B. Vekâletin geçici olarak devam etmesinin şartları
Borçlar Kanununun 397/2’de düzenlenmiş bulunan geçici iş görme yükümlülüğü, sadakat (vefa) borcundan çıkan ve kanuna dayanan bir iş görme borcudur. Bu gibi zararların önüne geçilmesi amacıyla benimsenmiş bulunan geçici vekâletin devamı bazı şartların varlığına bağlanmıştır. Şöyle ki:
Öncelikle, vekâletin sona ermesi müvekkilin menfaatlerini tehlikeye koymalıdır; başka bir deyimle, vekâletin vakitsiz sona ermesi nedeniyle gerekenin yapılmaması, müvekkil veya mirasçılar için bir zarar doğması olasılığına yol açmalıdır. Müvekkil veya mirasçılar için teknik anlamda bir zorunluluk halinin ortaya çıkması ise şart değildir. Onların menfaatlerinin tehlikeye düşürülmüş olması yeterli kabul edilmelidir.[90] Nitekim Avusturya MK’nın 2025’inci paragrafında bu husus “gecikmeye tahammülü olmayan işler” deyimiyle karşılanmaktadır. Vekilin vekâlete geçici olarak devam etme mükellefiyetinin doğması için, vekâletin son bulması ile görülen işin ortada kalması, müvekkilin menfaatlerinin tehlikeye düşmesi ve müvekkil için bir zarar doğması ihtimalinin ortaya çıkması yeterlidir.

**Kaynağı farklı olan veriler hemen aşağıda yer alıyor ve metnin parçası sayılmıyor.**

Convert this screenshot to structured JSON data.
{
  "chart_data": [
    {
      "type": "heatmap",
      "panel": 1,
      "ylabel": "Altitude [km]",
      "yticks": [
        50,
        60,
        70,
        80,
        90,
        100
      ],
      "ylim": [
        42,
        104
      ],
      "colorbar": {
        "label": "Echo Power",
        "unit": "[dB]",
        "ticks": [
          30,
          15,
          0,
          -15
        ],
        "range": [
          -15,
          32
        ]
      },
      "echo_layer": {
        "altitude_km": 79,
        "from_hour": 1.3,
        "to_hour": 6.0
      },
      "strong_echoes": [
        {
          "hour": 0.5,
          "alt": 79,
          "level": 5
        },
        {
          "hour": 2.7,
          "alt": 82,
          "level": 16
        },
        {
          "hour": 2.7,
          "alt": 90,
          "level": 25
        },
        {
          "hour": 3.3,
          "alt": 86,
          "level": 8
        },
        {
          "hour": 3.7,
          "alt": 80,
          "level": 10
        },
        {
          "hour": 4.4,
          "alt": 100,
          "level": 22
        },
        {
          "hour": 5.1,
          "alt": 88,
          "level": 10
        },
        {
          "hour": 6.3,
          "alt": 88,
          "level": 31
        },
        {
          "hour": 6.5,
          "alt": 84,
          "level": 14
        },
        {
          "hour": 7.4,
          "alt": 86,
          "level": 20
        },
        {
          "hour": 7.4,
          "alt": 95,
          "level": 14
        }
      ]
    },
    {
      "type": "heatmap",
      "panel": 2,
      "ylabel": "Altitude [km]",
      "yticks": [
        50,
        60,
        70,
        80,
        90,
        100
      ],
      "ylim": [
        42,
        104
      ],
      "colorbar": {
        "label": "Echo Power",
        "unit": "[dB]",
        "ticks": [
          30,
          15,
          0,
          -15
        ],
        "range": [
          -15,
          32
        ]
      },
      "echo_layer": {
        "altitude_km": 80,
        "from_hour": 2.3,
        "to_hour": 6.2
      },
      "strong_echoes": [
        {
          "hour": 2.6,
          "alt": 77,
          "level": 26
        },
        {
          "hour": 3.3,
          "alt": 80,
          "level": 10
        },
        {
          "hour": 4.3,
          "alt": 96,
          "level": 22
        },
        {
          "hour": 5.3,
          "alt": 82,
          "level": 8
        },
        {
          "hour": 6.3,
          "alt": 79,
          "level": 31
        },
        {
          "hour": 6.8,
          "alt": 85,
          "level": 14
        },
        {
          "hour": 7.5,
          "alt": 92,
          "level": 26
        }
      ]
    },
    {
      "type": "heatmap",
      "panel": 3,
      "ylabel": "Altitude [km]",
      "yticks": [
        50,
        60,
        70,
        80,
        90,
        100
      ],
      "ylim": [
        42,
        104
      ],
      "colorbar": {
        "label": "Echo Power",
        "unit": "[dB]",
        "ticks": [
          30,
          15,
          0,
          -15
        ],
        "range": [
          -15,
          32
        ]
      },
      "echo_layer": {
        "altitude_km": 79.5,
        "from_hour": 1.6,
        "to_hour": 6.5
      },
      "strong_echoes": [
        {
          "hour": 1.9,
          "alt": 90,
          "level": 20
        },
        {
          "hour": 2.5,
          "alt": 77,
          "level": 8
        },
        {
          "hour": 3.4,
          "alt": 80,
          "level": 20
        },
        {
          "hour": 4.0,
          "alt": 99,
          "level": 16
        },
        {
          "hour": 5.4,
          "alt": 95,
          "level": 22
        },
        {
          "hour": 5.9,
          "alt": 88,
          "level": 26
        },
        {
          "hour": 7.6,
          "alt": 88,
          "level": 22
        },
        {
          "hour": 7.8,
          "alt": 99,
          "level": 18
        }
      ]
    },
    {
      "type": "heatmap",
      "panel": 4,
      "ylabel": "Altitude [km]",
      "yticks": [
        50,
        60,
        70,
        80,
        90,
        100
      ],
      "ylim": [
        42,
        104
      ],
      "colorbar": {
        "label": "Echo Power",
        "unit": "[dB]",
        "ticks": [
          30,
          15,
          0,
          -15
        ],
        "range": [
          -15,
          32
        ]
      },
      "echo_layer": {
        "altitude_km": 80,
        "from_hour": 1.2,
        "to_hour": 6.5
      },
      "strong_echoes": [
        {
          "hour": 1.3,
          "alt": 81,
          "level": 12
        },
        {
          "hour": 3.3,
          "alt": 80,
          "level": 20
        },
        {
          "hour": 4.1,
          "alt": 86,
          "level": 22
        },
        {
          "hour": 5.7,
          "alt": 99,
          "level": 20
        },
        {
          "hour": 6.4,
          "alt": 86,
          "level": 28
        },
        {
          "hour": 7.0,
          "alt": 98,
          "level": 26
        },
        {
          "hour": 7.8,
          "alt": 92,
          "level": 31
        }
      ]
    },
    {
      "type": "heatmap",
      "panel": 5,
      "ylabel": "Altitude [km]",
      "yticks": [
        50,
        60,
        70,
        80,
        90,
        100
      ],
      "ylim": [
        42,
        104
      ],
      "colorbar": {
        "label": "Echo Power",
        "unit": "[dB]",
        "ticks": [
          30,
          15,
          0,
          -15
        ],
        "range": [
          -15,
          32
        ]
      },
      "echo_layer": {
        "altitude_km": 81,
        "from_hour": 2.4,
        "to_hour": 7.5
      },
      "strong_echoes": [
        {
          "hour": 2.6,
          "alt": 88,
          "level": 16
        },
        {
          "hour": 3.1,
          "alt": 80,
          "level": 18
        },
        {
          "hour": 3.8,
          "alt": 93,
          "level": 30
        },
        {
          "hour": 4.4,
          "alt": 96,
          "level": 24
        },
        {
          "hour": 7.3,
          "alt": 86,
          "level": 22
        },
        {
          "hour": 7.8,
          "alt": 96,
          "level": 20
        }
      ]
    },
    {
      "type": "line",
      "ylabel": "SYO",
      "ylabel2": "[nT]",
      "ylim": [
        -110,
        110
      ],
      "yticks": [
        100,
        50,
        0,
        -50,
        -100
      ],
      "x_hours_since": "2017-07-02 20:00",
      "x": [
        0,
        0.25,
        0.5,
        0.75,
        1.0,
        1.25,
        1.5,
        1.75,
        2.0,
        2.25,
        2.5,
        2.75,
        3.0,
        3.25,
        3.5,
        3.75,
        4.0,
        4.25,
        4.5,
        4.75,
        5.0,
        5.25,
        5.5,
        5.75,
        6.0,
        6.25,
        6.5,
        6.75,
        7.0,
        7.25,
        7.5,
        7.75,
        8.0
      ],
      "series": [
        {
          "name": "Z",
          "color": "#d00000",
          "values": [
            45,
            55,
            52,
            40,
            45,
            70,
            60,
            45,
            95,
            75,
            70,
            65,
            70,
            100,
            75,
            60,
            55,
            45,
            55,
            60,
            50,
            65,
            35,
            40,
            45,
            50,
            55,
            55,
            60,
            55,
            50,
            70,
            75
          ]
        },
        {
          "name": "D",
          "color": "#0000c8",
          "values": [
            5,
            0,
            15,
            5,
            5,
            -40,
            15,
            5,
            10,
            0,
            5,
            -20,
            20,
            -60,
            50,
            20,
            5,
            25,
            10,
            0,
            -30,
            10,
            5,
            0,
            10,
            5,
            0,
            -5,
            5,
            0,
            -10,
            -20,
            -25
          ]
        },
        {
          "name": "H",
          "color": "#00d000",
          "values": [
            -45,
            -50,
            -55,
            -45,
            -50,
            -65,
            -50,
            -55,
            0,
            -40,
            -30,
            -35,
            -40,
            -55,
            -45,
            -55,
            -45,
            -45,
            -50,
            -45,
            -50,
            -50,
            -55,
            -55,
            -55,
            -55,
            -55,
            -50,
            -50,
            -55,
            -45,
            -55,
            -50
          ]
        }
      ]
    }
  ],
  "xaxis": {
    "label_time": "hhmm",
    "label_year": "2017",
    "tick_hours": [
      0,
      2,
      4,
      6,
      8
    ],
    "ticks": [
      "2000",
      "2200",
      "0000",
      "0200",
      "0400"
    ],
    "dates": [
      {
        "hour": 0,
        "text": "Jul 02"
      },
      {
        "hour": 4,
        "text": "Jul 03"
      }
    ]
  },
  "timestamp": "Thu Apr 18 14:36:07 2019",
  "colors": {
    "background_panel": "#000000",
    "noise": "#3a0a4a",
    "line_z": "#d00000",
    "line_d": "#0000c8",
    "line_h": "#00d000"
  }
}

Tandoğan’a göre, müvekkil bakımından teknik olarak zorunluluk durumunun ortaya çıkması şart olmayıp, menfaatlerin tehlikeye düşmesi yeterlidir. Bu nedenle yalnızca vadeli işler değil, ticarî nitelikte işler özellikle de borsa işlemleri bu niteliktedirler. Kanunun anılan maddesiyle amaçlanan da gecikmeye tahammülü olmayan işlerde vekâletin geçici olarak devam etmesidir.[91]
İkinci olarak vekâletin devam etmesi mümkün ve caiz olmalıdır. Vekâletin konusu müvekkilin kişiliğini doğrudan doğruya ilgilendirmeyen bir işin ifası ise vekâlet sona ermekle birlikte vekilin müvekkilin menfaati gereğince göreve devam etmekle mükellef tutulabilir. Buna karşılık tedavi edilen hastanın ölmesi yahut müvekkilin bir gayrimenkulün satışı için vekâlet verdikten sonra israf ya da suiidare nedeniyle hacir altına alınması durumunda vekâletin geçici olarak devam etmesi mümkün ve caiz değildir.
Vekilin vekâleti sona ermekle birlikte müvekkilin menfaatlerinin korunması bakımından iş görmeye geçici olarak devam etmesi halinde, vekâletsiz iş görme söz konusu olmaz. Vekâlet ilişkisinin sürdüğü kabul edilir. Çünkü burada iş görme Borçlar Kanunu 397/2’nci maddesi gereğince bir mükellefiyete dayanmaktadır. Kanun, müvekkilin işlerini bizzat görebilecek hale gelene kadar vekile iş görmeye geçici olarak devam etme borcunu yüklemektedir. Ancak vekil, vekâlete konu bütün işleri değil müvekkilin menfaatlerinin tehlikeye düşmesini önleyecek muameleleri yapabilir. Bu bakımdan vekilin iş görme yetkisi bir anlamda sınırlandırılmıştır.[92]